Likely Cy Young winner roughed up in third, fifth innings of Game 6 loss

ST. LOUIS -- Clayton Kershaw was supposed to send the Dodgers to Game 7. He was supposed to pitch as well as he has for the past 6 1/2 months, and that was supposed to be enough to force a deciding National League Championship Series game.

Instead, the presumptive NL Cy Young Award winner was barely recognizable in a season-ending 9-0 loss to the Cardinals on Friday, giving up seven runs over four-plus innings of one of his worst career starts.

"I just didn't pitch good," Kershaw said. "I don't have an answer. I just wasn't good enough."

Immediately upon falling into 2-0 and 3-1 NLCS holes earlier this week, the Dodgers pointed to Game 6 as their goal-within-a-goal. If only they could reach Friday with their best pitcher on the mound, they felt confident of swinging the series back in their favor. Kershaw even burgeoned that hope early, warming up "great," according to catcher A.J. Ellis, and working around a pair of hits and a pair of wild pitches to deliver consecutive game-opening scoreless innings.

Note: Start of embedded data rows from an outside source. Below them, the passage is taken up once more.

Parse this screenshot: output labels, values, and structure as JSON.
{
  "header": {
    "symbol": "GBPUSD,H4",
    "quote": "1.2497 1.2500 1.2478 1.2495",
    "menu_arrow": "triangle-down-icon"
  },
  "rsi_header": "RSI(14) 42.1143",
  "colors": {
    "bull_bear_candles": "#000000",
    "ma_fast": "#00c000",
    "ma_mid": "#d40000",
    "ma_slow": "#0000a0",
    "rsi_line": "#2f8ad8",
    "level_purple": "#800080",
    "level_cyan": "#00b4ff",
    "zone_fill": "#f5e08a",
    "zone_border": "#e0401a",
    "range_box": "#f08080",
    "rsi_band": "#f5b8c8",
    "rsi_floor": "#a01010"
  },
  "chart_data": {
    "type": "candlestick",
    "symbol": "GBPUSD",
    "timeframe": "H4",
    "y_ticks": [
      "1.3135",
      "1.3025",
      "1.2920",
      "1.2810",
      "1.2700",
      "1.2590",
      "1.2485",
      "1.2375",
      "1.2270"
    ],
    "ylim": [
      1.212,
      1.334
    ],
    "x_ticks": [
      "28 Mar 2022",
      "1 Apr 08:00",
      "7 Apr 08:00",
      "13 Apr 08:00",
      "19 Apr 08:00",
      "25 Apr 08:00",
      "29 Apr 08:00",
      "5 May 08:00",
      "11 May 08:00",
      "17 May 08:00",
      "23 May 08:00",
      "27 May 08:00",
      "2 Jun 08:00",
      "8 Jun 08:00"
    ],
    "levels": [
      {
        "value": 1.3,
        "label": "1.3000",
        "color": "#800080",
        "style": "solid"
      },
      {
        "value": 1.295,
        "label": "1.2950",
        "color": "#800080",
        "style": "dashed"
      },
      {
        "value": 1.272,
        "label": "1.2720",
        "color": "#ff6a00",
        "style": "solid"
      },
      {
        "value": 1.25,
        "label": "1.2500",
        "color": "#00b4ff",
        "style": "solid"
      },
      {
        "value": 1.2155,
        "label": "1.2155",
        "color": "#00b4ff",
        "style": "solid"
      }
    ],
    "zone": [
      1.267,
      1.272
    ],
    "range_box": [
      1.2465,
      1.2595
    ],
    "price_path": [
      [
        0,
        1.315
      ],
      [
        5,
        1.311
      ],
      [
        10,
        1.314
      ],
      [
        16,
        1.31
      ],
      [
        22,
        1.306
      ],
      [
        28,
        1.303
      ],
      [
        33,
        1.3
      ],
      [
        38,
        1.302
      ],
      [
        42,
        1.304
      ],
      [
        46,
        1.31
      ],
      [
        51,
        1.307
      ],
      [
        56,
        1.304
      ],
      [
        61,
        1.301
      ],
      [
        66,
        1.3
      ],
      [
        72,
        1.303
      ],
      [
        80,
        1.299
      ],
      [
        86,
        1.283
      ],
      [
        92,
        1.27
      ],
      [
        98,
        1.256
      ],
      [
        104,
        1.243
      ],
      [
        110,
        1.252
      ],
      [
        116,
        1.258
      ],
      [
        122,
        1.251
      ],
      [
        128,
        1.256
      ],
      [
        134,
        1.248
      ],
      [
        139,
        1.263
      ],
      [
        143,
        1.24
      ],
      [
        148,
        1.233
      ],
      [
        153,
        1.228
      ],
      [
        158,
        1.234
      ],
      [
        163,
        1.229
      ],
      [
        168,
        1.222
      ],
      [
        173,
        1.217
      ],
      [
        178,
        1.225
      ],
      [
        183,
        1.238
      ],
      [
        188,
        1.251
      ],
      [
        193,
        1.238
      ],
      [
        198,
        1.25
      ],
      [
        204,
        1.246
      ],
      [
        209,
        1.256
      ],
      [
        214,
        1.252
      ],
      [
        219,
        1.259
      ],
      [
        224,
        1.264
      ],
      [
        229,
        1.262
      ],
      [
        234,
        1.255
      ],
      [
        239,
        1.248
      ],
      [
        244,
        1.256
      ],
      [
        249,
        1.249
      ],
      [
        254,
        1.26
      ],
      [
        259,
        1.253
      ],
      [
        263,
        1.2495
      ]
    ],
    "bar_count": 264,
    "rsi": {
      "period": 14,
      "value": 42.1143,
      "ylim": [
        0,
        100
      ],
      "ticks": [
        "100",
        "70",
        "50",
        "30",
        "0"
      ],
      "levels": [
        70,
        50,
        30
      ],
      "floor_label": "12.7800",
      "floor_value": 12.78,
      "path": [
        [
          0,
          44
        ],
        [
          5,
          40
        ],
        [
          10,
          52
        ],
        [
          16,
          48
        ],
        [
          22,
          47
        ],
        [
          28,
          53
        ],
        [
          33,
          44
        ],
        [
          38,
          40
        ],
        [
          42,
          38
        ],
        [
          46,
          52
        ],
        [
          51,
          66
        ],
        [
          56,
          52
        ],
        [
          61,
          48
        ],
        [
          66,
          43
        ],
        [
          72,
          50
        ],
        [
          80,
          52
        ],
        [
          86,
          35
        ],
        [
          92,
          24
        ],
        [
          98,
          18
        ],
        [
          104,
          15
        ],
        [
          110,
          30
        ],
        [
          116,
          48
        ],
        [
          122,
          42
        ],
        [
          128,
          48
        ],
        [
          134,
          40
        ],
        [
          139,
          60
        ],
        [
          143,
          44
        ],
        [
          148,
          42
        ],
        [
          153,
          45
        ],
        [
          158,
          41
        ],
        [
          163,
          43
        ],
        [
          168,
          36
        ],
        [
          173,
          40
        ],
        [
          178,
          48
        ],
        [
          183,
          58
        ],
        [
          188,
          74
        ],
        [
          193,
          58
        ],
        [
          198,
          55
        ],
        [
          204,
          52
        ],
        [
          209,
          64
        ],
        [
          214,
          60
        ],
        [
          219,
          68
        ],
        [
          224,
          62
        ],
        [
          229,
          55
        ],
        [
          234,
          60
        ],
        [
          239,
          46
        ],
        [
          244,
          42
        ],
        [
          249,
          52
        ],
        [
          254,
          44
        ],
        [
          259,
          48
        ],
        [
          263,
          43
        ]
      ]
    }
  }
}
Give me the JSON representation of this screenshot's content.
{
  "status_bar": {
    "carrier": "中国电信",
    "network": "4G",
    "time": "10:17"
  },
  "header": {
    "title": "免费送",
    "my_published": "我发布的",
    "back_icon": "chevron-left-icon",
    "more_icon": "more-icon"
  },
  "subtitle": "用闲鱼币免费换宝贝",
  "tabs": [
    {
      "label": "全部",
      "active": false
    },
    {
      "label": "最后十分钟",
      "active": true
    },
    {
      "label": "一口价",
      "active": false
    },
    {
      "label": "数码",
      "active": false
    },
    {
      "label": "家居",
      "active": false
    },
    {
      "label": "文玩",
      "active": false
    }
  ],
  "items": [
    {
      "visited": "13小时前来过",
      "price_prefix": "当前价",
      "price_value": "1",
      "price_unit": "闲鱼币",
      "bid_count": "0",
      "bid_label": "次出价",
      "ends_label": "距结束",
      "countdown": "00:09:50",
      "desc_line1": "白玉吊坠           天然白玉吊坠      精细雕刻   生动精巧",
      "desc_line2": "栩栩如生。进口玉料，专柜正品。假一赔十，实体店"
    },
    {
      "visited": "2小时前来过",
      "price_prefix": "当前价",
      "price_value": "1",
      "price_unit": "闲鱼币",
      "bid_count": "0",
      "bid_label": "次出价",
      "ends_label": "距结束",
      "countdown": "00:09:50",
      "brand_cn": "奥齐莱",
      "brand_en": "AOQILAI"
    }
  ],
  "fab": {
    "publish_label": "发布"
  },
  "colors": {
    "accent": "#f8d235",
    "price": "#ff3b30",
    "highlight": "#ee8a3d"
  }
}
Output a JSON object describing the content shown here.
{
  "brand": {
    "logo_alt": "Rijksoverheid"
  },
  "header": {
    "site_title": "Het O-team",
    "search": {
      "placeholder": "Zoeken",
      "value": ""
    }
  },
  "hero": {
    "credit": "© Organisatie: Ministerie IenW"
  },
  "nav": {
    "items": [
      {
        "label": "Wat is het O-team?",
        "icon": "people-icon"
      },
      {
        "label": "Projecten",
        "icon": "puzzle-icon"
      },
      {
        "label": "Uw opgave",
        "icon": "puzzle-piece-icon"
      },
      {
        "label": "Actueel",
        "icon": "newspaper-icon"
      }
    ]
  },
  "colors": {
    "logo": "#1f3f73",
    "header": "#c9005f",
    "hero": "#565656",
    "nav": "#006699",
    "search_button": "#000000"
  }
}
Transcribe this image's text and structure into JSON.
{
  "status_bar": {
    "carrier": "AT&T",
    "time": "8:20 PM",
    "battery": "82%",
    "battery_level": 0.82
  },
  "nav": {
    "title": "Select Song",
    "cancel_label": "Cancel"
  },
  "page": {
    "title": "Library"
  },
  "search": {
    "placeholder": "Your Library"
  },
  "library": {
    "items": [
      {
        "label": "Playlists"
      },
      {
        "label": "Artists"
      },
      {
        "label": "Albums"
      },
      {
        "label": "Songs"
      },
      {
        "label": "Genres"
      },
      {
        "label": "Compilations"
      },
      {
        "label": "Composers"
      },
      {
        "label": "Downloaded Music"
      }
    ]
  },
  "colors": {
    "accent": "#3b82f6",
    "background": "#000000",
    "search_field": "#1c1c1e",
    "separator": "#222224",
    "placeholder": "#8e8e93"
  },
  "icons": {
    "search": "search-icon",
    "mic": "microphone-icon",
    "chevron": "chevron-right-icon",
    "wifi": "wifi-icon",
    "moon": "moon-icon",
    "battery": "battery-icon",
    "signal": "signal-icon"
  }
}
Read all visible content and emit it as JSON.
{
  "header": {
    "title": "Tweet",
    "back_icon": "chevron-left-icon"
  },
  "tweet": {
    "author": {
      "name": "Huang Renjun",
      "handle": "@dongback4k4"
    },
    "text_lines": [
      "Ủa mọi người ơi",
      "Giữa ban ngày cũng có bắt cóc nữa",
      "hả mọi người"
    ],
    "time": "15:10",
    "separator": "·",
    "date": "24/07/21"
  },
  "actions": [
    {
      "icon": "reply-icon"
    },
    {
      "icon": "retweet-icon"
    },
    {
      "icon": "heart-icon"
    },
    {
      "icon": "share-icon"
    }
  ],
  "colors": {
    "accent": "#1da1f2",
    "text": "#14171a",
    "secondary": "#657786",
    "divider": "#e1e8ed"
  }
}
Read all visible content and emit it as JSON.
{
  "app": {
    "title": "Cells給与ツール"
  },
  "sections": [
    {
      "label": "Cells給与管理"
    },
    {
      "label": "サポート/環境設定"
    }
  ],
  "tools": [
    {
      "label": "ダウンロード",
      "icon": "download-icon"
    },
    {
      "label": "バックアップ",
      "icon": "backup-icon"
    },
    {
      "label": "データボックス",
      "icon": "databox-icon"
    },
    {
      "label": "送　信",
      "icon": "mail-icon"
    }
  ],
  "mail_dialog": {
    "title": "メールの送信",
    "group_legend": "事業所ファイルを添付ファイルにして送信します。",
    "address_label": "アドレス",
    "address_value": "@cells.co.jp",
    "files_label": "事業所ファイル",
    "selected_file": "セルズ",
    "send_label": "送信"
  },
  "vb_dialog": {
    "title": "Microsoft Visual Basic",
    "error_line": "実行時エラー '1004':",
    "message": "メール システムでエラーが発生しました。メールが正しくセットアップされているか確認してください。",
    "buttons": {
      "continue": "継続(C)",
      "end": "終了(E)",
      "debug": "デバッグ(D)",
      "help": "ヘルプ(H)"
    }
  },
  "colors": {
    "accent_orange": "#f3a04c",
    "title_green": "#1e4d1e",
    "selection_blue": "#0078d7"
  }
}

But everything unraveled after Matt Carpenter doubled with one out in the third on an 11-pitch at-bat -- "a battle," as the Cardinals second baseman described it afterward. The next batter, Carlos Beltran, drilled an RBI single off Mark Ellis' glove, moving to second base on Yasiel Puig's throw home. Kershaw rebounded with a strikeout of Matt Holliday, but Yadier Molina smoked a two-out single into center field to double the margin.

Next came a single from David Freese, followed by the plate appearance that seemed to irk Kershaw most: a six-pitch walk to Matt Adams on consecutive 94 mph fastballs, several of which appeared to skim the outer or lower limits of the strike zone. Visibly upset throughout that plate appearance, Kershaw gave up a game-breaking single to the next batter, Shane Robinson, almost immediately after losing Adams. He was unwilling to discuss the sequence after the game.

Tough time to struggle
Starters to allow seven or more earned runs in less than five innings pitched in a decisive postseason game
Pitcher Team Opponent Game Date Inn. ER
C. Kershaw Dodgers Cardinals NLCS 6 10/18/2013 4 7
D. Wells Yankees Angels ALDS 4 10/5/2002 4 2/3 8
C. Nagy Indians Red Sox ALDS 5 10/11/1999 3 7
M. Brown Cubs White Sox WS 6 10/14/1906 1 2/3 7
Courtesy of ESPN Stats & Info

"There's no point in talking about it now," said Kershaw, who threw 48 of his 98 pitches in the third inning alone. "It's over with."

Still, had he stopped the damage there, Kershaw may have given the Dodgers some chance at a comeback. Instead, his season ended after three consecutive hits to open the fifth, including Adams' RBI double.

"Clayton Kershaw [is] one of the best pitchers in the game, no doubt about that," Beltran said. "This time he was a little bit off, but that doesn't mean anything. He's still a competitor. I guess we fought."

Most remarkable was the contrast between Kershaw's Game 6 meltdown and his superlative summer, which will almost certainly earn him his second Cy Young Award at age 25. Winner of 16 games with a league-leading 1.83 ERA and 232 strikeouts, Kershaw carried that into October by posting a 0.47 ERA over his first three playoff starts.

He was as sure a thing as the Dodgers had on their roster -- perhaps even as sure a thing as the Dodgers have ever had. Consider that before the third inning Friday, no team had batted around on Kershaw since Aug. 14, 2009, according to the Elias Sports Bureau, a span of 968 1/3 total innings. Consider that opponents had been 2-for-30 with runners in scoring position against him this postseason, before going 3-for-5 in the third. Consider that the four earned runs against Kershaw that inning were more than he had given up over his previous six starts combined.

Consider that Kershaw had not allowed more than five earned runs in a game since a July 24, 2012, loss to -- who else? -- the Cardinals.

He was the Dodgers' unstoppable force, even pitching Game 4 of the NL Division Series against the Braves on short rest -- adding to a workload that he insisted did not affect him. But Kershaw will not easily forget the memories of his worst start in 15 months, which was supposed to unfold so much differently.

"You're optimistic coming into this game, hoping to look at a Game 7," Dodgers manager Don Mattingly said. "You've got Clayton going, so it's funny how the season, everything you do, comes to a screeching halt."